The books is the strongest when analyzing the arguments about Anne herself and picking through the historical material. A word of caution though, just like the author discounts many of the accounts of Anne by those who would have been disposed to dislike her we have to keep in mind that the author DOES obviously like Anne and interprets some things very much in her favor without a huge amount of evidence (though many of her arguments are very logical and based on the psychology involved ring true). The book gets considerably weaker when it dwells on the many fictional versions of Anne (particularly The Tudors version).
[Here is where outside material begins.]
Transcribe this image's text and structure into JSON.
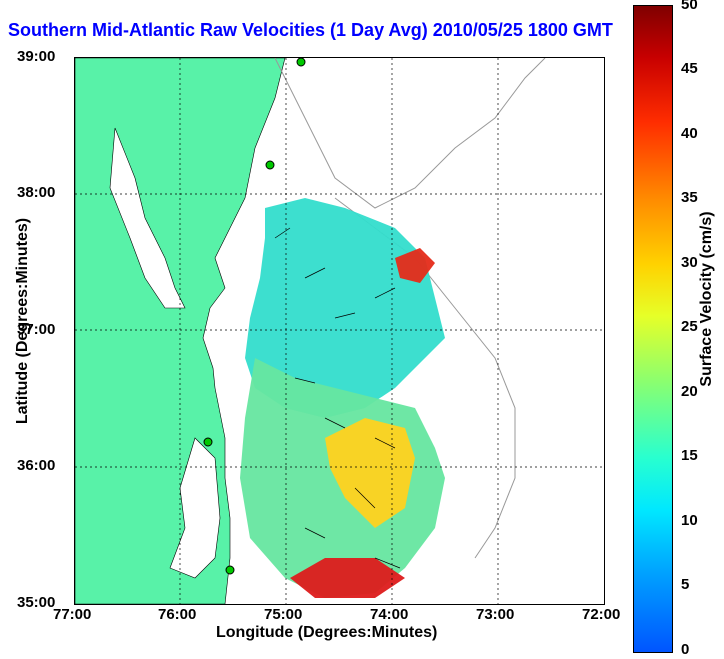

It is a fascinating read though for those interested in trying to get to the bottom of who Anne Boleyn was (and maybe the real answer is she is to some degree what the times make her).

4 out of 5

Review: The Rival Queens by Nancy Goldstone



The riveting true story of mother-and-daughter queens Catherine de’ Medici and Marguerite de Valois, whose wildly divergent personalities and turbulent relationship changed the shape of their tempestuous and dangerous century.

Set in magnificent Renaissance France, this is the story of two remarkable women, a mother and daughter driven into opposition by a terrible betrayal that threatened to destroy the realm.

Catherine de’ Medici was a ruthless pragmatist and powerbroker who dominated the throne for thirty years. Her youngest daughter Marguerite, the glamorous “Queen Margot,” was a passionate free spirit, the only adversary whom her mother could neither intimidate nor control.

When Catherine forces the Catholic Marguerite to marry her Protestant cousin Henry of Navarre against her will, and then uses her opulent Parisian wedding as a means of luring his followers to their deaths, she creates not only savage conflict within France but also a potent rival within her own family.

Pity poor forgotten Marguerite de Valois, forced into a marriage she didn’t want, consistently betrayed by men in her life, constantly at odds with her pushy mother who favored her most despised sibling. Marguerite was intelligent and brave and has been fairly forgotten by most popular history books. Marguerite lived a life filled with danger mainly stemming from the vicious court politics she was born in the middle of. Used as a pawn by her family, Marguerite managed to navigate highly unfavorable social situations in spite of the limited allies she had and ended up saving her ungrateful husband’s life multiple times. This book is fascinating and hard to put down as you feel for Marguerite and the incredibly unfair treatment she received at the hands of her family and husband.